We struggle in the modern age to preserve individual freedoms and social self-government in the face of large and powerful governments that lay claim to the symbols and language of democracy, according to Vincent Ostrom.
Arguing that democratic systems are characterized by self-governing--not state- governed--societies, Ostrom contends that the nature and strength of individual relationships and self-organizing behavior are critical to the creation and survival of a democratic political system. Ostrom begins with a basic contradiction identified by Alexis de Tocqueville. De Tocqueville suggested that if citizens acted on the basis of their natural inclinations they would expect government to provide for them and take care of their needs. Yet these conditions contradict what it means to be self-governing. Ostrom explores the social and cultural context necessary for a democratic system to flourish emphasizing the important role of ideas and the use of language in defining and understanding political life. Discussing differences in the ideas about social organization among various cultural and intellectual traditions, he considers the difficulties encountered over time in building democratic societies in America, Asia, Europe, and Africa. He outlines lessons from these experiences for the efforts to build democracy in the developing world and the countries emerging from communism.
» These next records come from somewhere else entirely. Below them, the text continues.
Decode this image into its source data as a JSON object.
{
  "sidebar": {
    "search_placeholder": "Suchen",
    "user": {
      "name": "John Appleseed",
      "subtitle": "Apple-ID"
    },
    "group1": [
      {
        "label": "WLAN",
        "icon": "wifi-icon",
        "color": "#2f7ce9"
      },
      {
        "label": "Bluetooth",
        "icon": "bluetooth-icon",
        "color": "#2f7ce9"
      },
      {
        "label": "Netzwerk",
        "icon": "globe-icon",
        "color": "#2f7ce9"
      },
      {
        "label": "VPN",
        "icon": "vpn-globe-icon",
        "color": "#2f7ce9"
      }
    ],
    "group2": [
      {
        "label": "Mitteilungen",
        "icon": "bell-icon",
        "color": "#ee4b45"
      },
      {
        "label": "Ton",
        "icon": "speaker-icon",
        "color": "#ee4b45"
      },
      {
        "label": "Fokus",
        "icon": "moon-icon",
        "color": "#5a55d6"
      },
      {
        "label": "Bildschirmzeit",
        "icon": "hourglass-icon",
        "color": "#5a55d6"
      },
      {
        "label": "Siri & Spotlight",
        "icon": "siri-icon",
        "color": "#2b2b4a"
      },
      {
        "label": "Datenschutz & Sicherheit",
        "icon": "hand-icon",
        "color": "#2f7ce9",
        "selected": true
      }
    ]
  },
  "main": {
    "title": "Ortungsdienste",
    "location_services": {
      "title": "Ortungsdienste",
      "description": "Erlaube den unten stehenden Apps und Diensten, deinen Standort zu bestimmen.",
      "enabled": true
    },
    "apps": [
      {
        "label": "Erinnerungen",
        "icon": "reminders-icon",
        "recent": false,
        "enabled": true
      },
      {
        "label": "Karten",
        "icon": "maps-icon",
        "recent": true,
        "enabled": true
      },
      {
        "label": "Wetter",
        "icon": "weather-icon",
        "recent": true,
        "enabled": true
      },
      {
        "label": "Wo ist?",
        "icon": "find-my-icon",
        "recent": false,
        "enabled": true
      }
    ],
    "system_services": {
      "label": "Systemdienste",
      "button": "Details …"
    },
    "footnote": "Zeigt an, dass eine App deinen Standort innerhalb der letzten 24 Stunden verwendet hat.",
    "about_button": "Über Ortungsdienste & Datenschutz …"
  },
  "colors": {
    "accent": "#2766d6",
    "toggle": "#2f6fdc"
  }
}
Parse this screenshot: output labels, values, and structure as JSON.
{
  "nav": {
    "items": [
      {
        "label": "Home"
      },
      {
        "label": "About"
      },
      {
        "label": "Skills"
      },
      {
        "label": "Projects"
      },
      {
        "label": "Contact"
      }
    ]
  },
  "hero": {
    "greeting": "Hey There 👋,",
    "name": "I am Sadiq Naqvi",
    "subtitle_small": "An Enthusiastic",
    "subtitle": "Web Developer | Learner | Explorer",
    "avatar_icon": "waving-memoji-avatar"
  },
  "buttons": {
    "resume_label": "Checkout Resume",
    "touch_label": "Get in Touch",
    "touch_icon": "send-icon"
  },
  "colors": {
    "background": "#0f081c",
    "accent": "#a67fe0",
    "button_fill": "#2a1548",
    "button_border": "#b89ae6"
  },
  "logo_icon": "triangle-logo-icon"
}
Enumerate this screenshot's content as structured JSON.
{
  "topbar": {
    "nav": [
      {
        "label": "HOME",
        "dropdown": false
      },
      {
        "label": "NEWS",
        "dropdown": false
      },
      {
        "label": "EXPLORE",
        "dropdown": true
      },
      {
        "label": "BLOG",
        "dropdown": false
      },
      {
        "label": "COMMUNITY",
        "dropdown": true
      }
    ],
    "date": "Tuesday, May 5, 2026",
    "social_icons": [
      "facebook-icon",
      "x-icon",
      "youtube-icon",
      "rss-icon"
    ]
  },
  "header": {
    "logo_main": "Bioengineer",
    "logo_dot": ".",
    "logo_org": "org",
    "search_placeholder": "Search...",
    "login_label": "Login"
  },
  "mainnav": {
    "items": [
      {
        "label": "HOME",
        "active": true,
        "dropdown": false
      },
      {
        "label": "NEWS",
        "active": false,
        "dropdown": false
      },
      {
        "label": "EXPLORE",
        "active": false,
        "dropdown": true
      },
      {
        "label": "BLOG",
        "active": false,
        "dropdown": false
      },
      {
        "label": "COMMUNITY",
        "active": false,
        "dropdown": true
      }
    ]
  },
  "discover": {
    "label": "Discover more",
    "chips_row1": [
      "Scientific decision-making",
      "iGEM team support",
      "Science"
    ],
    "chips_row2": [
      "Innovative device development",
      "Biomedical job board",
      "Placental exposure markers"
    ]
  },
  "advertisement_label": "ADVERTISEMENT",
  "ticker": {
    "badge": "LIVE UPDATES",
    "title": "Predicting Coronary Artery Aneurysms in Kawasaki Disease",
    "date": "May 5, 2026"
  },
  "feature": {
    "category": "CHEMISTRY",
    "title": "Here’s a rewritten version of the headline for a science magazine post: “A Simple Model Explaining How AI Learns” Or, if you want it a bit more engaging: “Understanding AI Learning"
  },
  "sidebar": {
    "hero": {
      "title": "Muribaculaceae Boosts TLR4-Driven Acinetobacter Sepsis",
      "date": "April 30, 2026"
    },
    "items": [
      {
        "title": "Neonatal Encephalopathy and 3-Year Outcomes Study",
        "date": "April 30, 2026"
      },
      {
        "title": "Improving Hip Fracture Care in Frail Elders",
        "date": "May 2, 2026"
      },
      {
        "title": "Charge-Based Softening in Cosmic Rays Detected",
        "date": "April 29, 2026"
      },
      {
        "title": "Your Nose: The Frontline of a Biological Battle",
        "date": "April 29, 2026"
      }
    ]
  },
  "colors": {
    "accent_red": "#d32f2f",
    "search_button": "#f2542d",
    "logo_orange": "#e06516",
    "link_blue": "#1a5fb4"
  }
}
Based on a lifetime of thinking about the social conditions necessary to support a democracy, this book makes a significant contribution to the recent discussion about civil society and the fragility of our formal and informal social institutions and will be of interest to social scientists, historians and all readers concerned with the state of democracy in the modern world.
Vincent Ostrom is Arthur F. Bentley Professor of Political Science Emeritus and Co-Director of the Workshop on Political Theory and Policy Analysis, Indiana University. He is the author of many works on political theory and public administration.